Messieurs, à nos douloureux regrets succèdent les plus cruelles alarmes ; nous pleurions, et nous tremblons : la France doit être en larmes et en prières ; mais que peuvent les vœux des faibles mortels ! On a invoqué en peu de temps la patronne de Paris pour les jours du dernier dauphin, pour son épouse, pour sa mère, enfin pour le feu roi : Dieu n’a point changé ses décrets éternels. Puisse sa providence ineffable avoir ordonné que l’art vienne heureusement combattre les maux dont la nature accable sans cesse le genre humain ! Que l’inoculation nous assure la conservation de notre nouveau roi, de nos princes et de nos princesses ! Que les exemples de tant de souverains les encouragent à sauver leur vie par une épreuve qui est immanquable quand elle est faite sur un corps bien disposé. Il ne s’agit plus ici d’achever l’éloge du feu roi, il s’agit que son successeur vive. L’inoculation nous paraissait téméraire avant les exemples courageux qu’ont donnés M. le duc d’Orléans[12], le duc de Parme, les rois de Suède, de Danemark, l’impératrice-reine[13], l’impératrice de Russie[14]. Maintenant il serait téméraire de ne la pas employer. C’est notre malheur que les vérités et les découvertes en tout genre essuient longtemps parmi nous des contradictions ; mais quand un intérêt si cher parle, les contradictions doivent se taire.
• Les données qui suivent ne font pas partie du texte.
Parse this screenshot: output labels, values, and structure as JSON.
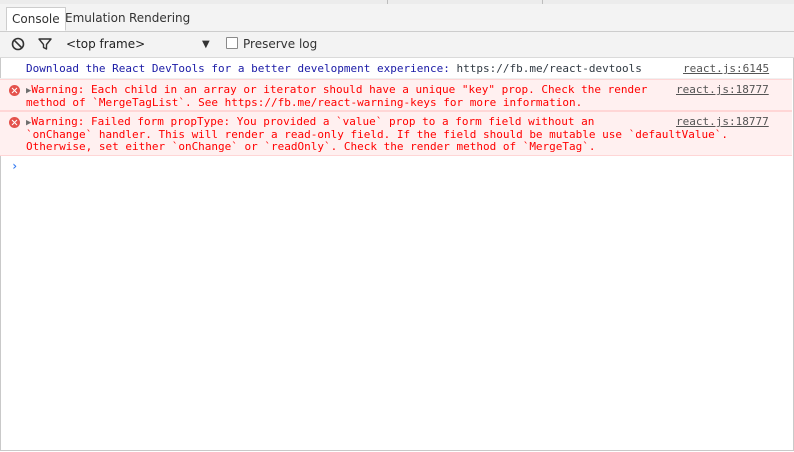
{
  "tabs": [
    {
      "label": "Console",
      "active": true
    },
    {
      "label": "Emulation",
      "active": false
    },
    {
      "label": "Rendering",
      "active": false
    }
  ],
  "toolbar": {
    "clear_icon": "clear-console-icon",
    "filter_icon": "filter-icon",
    "frame_select": "<top frame>",
    "preserve_log_label": "Preserve log",
    "preserve_log_checked": false
  },
  "messages": [
    {
      "level": "info",
      "text": "Download the React DevTools for a better development experience: ",
      "link": "https://fb.me/react-devtools",
      "source": "react.js:6145"
    },
    {
      "level": "error",
      "lines": [
        "Warning: Each child in an array or iterator should have a unique \"key\" prop. Check the render",
        "method of `MergeTagList`. See https://fb.me/react-warning-keys for more information."
      ],
      "source": "react.js:18777"
    },
    {
      "level": "error",
      "lines": [
        "Warning: Failed form propType: You provided a `value` prop to a form field without an",
        "`onChange` handler. This will render a read-only field. If the field should be mutable use `defaultValue`.",
        "Otherwise, set either `onChange` or `readOnly`. Check the render method of `MergeTag`."
      ],
      "source": "react.js:18777"
    }
  ],
  "colors": {
    "error_text": "#ff0000",
    "error_bg": "#fff0f0",
    "info_text": "#1a1aa6",
    "prompt": "#367cf1"
  }
}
FIN DE L’ÉLOGE FUNÈBRE DE LOUIS XV.

  1. Louis XV était mort le 10 mai 1774, et Voltaire envoya son Éloge funèbre au maréchal de Richelieu le 31 mai. Il le donna comme l’ouvrage de M. Chamhon : il avait déjà mis ce nom, en 1769, à son petit écrit De la Paix perpétuelle (voyez tome XXVIII, page 103) ; il le mit quelques mois plus tard à l’Éloge historique de la raison (voyez tome XXI, page 513). Mais ce nom de Chambon ne se trouve sur aucune édition de l’Éloge funèbre antérieure aux éditions de Kehl, où probablement il fut ajouté d’après la lettre du 31 mai.

    L’édition originale est un in-8o de 16 pages.
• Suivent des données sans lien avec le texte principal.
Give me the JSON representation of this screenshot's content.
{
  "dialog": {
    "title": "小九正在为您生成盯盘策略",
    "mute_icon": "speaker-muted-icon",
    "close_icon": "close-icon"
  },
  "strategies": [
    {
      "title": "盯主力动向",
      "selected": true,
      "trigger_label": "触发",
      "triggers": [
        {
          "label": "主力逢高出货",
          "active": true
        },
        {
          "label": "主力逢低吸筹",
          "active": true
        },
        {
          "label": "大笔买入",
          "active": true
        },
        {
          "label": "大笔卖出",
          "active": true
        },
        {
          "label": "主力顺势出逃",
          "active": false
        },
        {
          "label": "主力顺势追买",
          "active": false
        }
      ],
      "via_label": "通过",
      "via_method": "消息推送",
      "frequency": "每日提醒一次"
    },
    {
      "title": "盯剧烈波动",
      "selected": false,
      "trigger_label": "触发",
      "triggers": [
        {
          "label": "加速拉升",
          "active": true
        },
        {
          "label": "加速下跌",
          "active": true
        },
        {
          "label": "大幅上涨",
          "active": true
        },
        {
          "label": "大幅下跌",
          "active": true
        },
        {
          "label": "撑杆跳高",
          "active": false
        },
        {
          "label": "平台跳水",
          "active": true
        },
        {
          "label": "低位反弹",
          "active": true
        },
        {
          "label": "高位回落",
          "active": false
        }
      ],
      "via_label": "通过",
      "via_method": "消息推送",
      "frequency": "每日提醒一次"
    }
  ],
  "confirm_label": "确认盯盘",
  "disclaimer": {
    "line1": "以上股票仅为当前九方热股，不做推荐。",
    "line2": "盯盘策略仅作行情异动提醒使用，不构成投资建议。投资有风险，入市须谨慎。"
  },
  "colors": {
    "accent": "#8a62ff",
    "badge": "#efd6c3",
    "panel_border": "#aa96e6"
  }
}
    Du vivant de Louis XV, Voltaire avait, en 1748, fait son Panégyrique (voyez tome XXIII, page 263). Il avait poussé la flatterie plus loin en donnant à l’un de ses ouvrages le titre de Précis du Siècle de Louis XV (voyez tome XV de la présente édition). (B.)

  2. Voyez les notes, tome XIV, page 62 ; et XX, 382.
  3. Celle de Fontenoy et celle de Laufelt.
  4. Voyez la note, tome XXIII, page 268.
  5. Marie-Antoinette d’Autriche, fille de Marie-Thérèse, mariée, en 1770, au dauphin, devenu roi sous le nom de Louis XVI.
  6. La blessure était très-légère, et cependant XV, effrayé, se mit au lit et demanda un confesseur ; voyez tome XVI, page 93.
  7. Cette phrase rappelle la maxime CLXIII de Vauvenargues, citée à la suite de l’Éloge funèbre des officiers, tome XXIII, page 261.
  8. Pâris Duverney.
  9. La vénalité fut rétablie quelque temps après la mort de Louis XV ; voyez la note de Voltaire, tome XIX, page 288.
  10. D’Alembert fut mécontent de cette phrase ; voyez la lettre de Voltaire du 15 juin 1774.
  11. Adélaïde, Sophie et Victoire. Elles furent toutes trois atteintes de la petite vérole, sept ou huit jours après la mort de leur père, et par suite des soins qu’elles lui avaient prodigués. Mais leur maladie ne fut ni longue ni dangereuse.
  12. Voyez tome XXIV, page 468.
  13. Voyez tome XXV, page 337.
  14. Voyez, dans la Correspondance, la lettre de Catherine II, du 6-17 décembre 1768.